Will a Keith Haring Mural Fall to Gentrification?

Tenants are fighting their eviction in court.

A Keith Haring mural in Upper Manhattan may be at risk.

Artists and students living in low-rent apartments at Grace House, a church-owned building on West 108th Street in Morningside Heights, say that real estate development may have doomed a little-known work by the legendary street artist that shows some of his trademark imagery, including the “radiant baby,” along with dancing human and animal figures.

Tenants tell DNAinfo that the church is evicting them due to “financial difficulties” that have forced the church to “explore its options.” They tell DNAinfo that they’ve seen real estate developers surveying the property, which reportedly includes 14 SRO units and a one-bedroom apartment. One tenant says he pays $900 a month for a studio apartment there.

The Goddard Riverside Law Project is assisting two of the tenants in a lawsuit fighting their eviction, writes DNAinfo.

The mural is not widely known, one expert says.

“It is quite remarkable that this mural has not been generally acknowledged,” Keith Haring Foundation director Julia Gruen told the New York Times in 2007. The Times reports that Haring painted the mural in 1983 or 1984, when a Catholic youth organization was leasing the former convent building.
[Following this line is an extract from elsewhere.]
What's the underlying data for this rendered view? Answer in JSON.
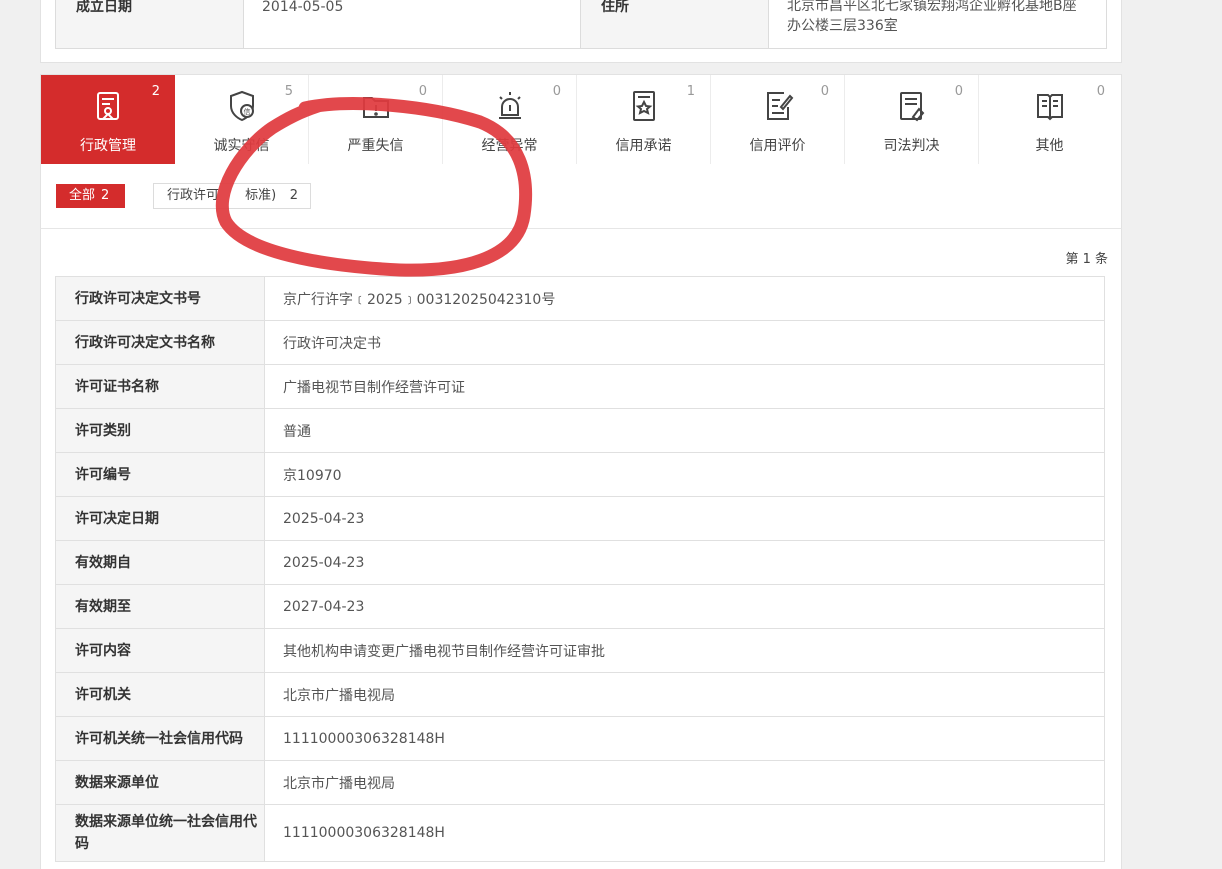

Two of Haring’s friends worked for Grace House at the time.

Gruen praised the mural highly in the Times article, saying, “In terms of the imagery, it’s like a lexicon of his vocabulary.”

Neither the foundation nor Goddard Riverside Law Project nor the church immediately responded to artnet News’s inquiries.

While he is a superstar, Haring’s auction highs are relatively modest, topping out at $5.6 million for a 1989 canvas, at Sotheby’s London this summer, according to the artnet Price Database. The painting, The Last Rainforest, was put up for sale by photographer David LaChapelle.